ABISMOS A MIS PIES(Continuación)


         Justo al lado del cuarto de mi hija, está siempre entreabierta la puerta de mi despacho. Casi todos los días, durante unas tres horas, me siento ante mi mesa de cristal velado y patas de acero. Luego abro el ordenador y garabateo bobadas como las expuestas anteriormente. Bobadas o mejor dicho absolutos disparates que dejo caer en el ordenador como si este artilugio fuera un lavadero de aquellos del pueblo, donde muchos días iban a parar las ropas sucias de cada uno de los vecinos de mi localidad de nacimiento. Y después de escribir tanta paparruchada sin aparente sentido además de mis asuntos más reservados, todo se congela, dentro de la pantalla del ordenador.
         Y entiendo que hago algo parecido, a pequeños envoltorios ordenados en bolsas, y que al punto los embuto en esta computadora que hace las veces de un congelador, pensándolo bien eso parece, un congelador que conserva intactos los pensamientos que un día pasaron por mi cabeza. Aunque, los comprimo, como si fueran carne o pescado congelado, con la intención de utilizarlos días o meses después.
         Más tarde, cuando repaso lo que escribí tiempo atrás, es como si no hubiera perdido para siempre, esa visión encubierta, que poseen todas las cosas, incluidas, las empresas más rutinarias, o por qué no, me pregunto, las más frágiles o delicadas.

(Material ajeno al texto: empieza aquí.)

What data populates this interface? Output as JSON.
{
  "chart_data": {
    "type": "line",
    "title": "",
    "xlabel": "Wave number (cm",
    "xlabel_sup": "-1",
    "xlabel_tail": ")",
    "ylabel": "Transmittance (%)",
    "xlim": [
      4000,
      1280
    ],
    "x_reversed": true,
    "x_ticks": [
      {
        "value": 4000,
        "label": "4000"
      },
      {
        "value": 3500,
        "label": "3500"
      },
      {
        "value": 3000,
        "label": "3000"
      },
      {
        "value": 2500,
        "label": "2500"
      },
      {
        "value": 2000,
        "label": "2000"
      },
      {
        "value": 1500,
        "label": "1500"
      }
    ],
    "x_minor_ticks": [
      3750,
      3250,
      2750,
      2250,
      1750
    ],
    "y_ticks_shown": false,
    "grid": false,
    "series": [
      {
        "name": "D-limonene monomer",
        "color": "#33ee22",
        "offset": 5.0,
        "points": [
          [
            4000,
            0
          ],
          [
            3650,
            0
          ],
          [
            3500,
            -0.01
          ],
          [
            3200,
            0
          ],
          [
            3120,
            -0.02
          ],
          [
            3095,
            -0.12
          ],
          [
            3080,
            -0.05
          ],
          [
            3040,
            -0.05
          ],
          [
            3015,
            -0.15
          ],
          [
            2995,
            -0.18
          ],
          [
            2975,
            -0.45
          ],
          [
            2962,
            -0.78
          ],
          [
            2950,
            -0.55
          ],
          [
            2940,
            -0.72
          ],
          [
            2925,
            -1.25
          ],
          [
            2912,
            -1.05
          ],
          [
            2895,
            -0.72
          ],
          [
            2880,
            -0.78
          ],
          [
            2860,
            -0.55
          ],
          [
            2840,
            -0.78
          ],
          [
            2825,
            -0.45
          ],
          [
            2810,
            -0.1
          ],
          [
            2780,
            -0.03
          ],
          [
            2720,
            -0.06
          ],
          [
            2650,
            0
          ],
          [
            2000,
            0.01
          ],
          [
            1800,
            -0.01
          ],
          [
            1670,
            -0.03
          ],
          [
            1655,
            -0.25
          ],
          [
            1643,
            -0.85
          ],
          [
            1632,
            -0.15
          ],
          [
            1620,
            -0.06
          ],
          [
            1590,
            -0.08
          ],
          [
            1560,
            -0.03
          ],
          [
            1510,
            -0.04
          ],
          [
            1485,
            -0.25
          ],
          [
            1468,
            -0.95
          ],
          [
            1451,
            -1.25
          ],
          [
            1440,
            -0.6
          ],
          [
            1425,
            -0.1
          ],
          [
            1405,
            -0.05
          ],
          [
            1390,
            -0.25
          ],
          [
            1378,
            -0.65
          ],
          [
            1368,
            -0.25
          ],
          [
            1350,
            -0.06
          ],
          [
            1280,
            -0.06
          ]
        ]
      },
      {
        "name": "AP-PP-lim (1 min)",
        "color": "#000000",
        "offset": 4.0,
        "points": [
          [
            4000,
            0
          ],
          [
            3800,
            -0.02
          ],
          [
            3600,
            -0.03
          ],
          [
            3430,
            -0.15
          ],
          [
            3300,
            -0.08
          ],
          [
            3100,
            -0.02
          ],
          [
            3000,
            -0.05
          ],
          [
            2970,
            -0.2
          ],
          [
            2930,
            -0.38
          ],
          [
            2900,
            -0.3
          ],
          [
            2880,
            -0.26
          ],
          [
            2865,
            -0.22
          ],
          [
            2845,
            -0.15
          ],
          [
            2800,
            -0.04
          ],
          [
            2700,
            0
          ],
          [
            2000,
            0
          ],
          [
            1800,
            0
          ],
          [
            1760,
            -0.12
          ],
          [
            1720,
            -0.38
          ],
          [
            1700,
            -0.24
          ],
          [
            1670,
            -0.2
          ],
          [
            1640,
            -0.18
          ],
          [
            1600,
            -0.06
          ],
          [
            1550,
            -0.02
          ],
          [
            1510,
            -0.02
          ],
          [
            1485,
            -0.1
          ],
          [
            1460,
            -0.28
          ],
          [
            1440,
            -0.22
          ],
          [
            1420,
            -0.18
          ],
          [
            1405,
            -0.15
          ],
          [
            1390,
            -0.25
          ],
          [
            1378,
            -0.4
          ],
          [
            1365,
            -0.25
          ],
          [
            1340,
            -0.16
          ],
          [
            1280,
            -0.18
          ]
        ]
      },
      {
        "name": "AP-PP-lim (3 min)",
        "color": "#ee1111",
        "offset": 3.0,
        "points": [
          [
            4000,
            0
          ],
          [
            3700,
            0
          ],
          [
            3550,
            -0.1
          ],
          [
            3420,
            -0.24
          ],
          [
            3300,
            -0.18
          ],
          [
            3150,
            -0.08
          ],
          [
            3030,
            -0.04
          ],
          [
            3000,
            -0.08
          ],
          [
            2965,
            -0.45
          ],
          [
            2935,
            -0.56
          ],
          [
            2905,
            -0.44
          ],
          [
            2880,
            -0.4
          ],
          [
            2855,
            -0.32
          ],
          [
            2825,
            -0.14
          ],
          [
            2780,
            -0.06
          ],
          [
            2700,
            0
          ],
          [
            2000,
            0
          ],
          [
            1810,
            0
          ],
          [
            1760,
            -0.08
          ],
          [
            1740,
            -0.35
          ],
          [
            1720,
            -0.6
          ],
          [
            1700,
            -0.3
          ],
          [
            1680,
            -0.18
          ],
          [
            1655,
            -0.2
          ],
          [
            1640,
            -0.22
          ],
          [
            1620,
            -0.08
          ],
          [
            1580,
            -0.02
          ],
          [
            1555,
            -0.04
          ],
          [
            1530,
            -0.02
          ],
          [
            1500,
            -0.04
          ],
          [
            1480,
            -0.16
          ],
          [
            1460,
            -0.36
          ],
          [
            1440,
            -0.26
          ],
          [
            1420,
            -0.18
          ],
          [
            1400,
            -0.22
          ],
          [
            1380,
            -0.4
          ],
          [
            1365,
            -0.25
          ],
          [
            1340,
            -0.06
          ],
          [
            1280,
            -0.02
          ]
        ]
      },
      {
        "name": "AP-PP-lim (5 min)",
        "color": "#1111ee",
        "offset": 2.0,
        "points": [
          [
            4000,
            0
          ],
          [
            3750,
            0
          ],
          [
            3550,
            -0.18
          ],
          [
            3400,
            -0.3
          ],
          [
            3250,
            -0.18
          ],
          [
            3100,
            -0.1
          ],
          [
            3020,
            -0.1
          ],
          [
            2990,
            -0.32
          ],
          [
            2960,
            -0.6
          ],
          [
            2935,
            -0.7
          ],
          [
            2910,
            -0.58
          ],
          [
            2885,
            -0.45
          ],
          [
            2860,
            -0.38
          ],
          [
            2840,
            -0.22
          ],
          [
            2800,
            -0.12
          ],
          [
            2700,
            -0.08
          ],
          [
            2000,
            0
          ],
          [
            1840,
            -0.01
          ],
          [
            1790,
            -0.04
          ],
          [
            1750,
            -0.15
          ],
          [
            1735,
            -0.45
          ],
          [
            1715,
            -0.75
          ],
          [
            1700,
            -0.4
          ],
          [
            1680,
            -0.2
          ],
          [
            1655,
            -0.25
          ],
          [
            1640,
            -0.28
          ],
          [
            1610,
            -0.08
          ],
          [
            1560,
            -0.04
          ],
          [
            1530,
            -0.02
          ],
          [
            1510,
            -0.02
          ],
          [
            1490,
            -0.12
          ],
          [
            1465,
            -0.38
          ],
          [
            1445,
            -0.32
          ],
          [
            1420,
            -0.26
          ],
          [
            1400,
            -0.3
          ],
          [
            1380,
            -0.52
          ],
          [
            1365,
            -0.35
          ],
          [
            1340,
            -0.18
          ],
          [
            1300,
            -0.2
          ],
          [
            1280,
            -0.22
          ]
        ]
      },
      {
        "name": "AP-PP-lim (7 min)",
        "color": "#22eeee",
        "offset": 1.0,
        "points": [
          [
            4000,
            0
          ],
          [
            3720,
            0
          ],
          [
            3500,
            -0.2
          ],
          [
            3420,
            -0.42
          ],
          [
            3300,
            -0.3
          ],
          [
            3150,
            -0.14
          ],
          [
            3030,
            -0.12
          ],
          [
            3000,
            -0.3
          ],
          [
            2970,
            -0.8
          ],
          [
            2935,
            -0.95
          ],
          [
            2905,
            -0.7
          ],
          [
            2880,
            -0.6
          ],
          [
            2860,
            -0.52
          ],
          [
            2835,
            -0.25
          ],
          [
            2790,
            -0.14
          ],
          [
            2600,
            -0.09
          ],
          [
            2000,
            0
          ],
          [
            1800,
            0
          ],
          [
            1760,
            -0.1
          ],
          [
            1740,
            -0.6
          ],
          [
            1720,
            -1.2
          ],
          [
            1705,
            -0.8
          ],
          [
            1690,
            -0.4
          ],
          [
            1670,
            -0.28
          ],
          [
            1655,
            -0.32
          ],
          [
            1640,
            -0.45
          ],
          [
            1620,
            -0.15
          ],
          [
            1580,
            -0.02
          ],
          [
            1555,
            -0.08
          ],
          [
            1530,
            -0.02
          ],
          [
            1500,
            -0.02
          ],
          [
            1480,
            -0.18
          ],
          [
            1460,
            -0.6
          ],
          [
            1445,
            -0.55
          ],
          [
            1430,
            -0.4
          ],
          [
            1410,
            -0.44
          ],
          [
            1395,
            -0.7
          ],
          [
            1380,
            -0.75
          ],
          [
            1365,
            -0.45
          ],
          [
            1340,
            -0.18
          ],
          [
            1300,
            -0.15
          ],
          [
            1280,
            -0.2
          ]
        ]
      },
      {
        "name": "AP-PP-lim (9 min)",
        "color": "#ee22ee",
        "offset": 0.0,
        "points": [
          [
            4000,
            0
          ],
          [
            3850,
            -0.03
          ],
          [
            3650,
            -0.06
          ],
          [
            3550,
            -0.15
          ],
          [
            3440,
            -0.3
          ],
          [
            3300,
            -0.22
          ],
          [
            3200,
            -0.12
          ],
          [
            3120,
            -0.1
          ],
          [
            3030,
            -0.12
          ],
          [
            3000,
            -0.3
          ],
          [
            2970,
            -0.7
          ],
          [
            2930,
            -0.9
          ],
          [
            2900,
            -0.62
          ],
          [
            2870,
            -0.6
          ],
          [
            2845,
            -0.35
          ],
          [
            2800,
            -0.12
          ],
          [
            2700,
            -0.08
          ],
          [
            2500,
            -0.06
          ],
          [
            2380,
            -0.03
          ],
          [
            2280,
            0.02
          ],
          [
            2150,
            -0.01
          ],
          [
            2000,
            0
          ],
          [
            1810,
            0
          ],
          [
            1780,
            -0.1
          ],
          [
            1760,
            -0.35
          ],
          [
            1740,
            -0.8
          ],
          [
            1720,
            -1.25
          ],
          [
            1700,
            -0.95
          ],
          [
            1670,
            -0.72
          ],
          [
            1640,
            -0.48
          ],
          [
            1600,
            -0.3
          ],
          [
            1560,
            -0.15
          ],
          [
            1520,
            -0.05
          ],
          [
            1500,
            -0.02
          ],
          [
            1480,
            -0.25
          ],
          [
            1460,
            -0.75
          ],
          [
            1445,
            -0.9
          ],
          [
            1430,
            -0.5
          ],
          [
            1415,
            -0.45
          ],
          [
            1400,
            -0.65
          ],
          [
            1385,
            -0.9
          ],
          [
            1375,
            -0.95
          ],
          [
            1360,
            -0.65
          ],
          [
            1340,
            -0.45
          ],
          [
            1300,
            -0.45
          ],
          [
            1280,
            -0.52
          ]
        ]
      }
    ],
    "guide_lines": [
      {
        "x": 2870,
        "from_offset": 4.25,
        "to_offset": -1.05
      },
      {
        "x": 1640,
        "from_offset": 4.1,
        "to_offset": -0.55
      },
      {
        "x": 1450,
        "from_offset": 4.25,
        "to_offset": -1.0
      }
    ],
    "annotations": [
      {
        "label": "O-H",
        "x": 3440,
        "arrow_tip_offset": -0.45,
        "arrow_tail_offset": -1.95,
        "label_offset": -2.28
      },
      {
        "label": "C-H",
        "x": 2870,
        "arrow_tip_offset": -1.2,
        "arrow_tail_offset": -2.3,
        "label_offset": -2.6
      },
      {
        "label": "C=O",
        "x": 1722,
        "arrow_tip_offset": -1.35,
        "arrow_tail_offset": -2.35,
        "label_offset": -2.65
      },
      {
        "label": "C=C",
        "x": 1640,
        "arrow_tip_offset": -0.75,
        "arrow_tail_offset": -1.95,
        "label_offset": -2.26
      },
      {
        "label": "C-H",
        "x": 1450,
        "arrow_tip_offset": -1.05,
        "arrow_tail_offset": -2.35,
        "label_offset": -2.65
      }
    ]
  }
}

         Realmente, yo asocio este diminuto cuarto al silencio total y absoluto, a mi libertad o a un prado repleto de hierba, quietud y soledad. Pero asimismo a un espacio, donde puedo pensar por mi cuenta y por supuesto donde pongo mi cerebro a prueba y en constante ebullición. Es un reto, o un experimento casi científico, aferrarse a lo traumas y abrirlos de nuevo en mi cerebro como si fueran ratas de laboratorio para poder rebuscar entre sus entrañas, en qué momento o en dónde se aferró la patología o en qué lugar recóndito de las vísceras se incrustaron las piedras que periódicamente me producen cólicos para morirse de dolor o rabia. Por eso mismo, hay veces, que cuando escribo un considerable número de páginas y durante mucho rato, el cuarto se trasforma en algo despiadado que pretende juguetear conmigo al peligroso juego del ahorcado. Entonces dentro y fuera del cuarto suele retumbar una tormenta que me precipita entre la oscuridad, y luego me pesa tanto como una tonelada de algo.
         Sin embargo, yo odio ese momento en que se embruja mi diminuto santuario y empiezan a inquietarse los bolígrafos de mi lapicero y el teclado del ordenador tiembla de manera tan cobarde, que en segundos, parpadea el flexo y me manda señales telegráficas de auxilio a base de fogonazos de luz azul y fría. Y más parece que esos fogonazos me advirtieran del peligro de continuar plasmando con palabras, en la Red, mi flotante estado de ánimo que se sostiene periódicamente alimentado en mi cabeza de miedo y de ánimo, alternándose, en un continuo zig-zag.
         En fin que acabo hasta las narices del ordenador y de confesar lo casi inconfesable, y es entonces, cuando apago de inmediato esta máquina que acaba después de largo rato dejándome una hermosa cicatriz, o como si me hubieran hecho trocitos pequeñitos con el hacha afilada de un leñador. Desde luego no me queda más remedio que reconocer, que todo lo que imagino o todo lo que pienso tiene un doble filo. Un doble filo, que corta bastante bien por uno de sus lados.